La scène politique en Côte d’Ivoire traverse une période de mutation profonde après les récents scrutins législatifs. Si le RHDP, parti au pouvoir, a consolidé sa domination en obtenant plus de 75 % des sièges à l’Assemblée nationale, l’opposition semble marquer le pas. Le PDCI voit ses effectifs fondre de moitié, tandis que le PPA-CI a choisi de ne pas participer à la compétition. Entre stagnation des élites et désengagement de la jeunesse, le pays s’interroge sur la fin d’un cycle historique dominé par trois figures emblématiques : Alassane Ouattara, Laurent Gbagbo et feu Henri Konan Bédié.
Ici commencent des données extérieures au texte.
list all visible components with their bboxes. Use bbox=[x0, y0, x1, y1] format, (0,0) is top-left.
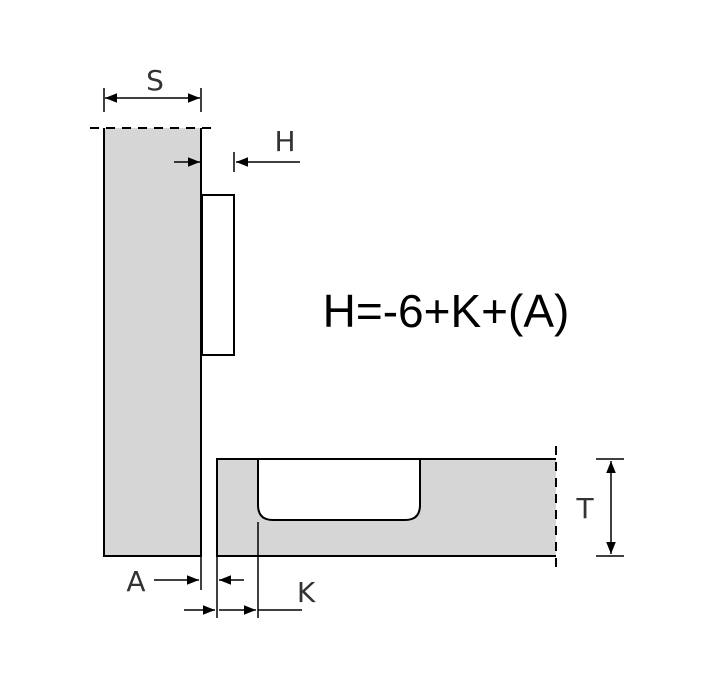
label-k: K bbox=[297, 576, 316, 609]
hinge-plate bbox=[201, 194, 235, 356]
side-panel bbox=[216, 446, 557, 572]
dimension-k: K bbox=[184, 522, 316, 618]
formula-text: H=-6+K+(A) bbox=[323, 285, 570, 337]
label-a: A bbox=[126, 565, 145, 598]
dimension-s: S bbox=[103, 64, 202, 112]
dimension-a: A bbox=[126, 556, 244, 598]
dimension-h: H bbox=[174, 125, 300, 172]
label-h: H bbox=[274, 125, 295, 158]
dimension-t: T bbox=[575, 458, 624, 557]
door-panel bbox=[90, 127, 214, 557]
label-t: T bbox=[575, 492, 594, 525]
label-s: S bbox=[146, 64, 164, 97]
Le PPA-CI et le dilemme Laurent Gbagbo
Malgré l’annonce d’un prochain congrès en mai, le PPA-CI a réaffirmé son soutien indéfectible à Laurent Gbagbo. Pourtant, l’opposant historique, pilier du multipartisme en Côte d’Ivoire, fait face aux défis de l’âge et d’une santé déclinante. Pour le sociologue Séverin Kouamé, la question n’est pas seulement celle de la fin d’une époque, mais celle de la succession. Qui, au sein de la gauche ivoirienne, possède aujourd’hui l’envergure nécessaire pour reprendre le flambeau d’une lutte entamée il y a plus de trente ans ?
L’échec des coalitions et le désenchantement des citoyens
L’alliance entre Simone Ehivet, Charles Blé Goudé et le PDCI n’a pas produit les résultats escomptés, laissant le Mouvement des Générations Capables (MGC) sans représentation parlementaire. Ce constat met en lumière une fracture croissante entre la classe politique et une population jeune (18-35 ans) de plus en plus désabusée. Le marketing politique traditionnel, souvent basé sur les clivages identitaires ou la peur, semble atteindre ses limites face à des électeurs qui ne se reconnaissent plus dans ces schémas anciens.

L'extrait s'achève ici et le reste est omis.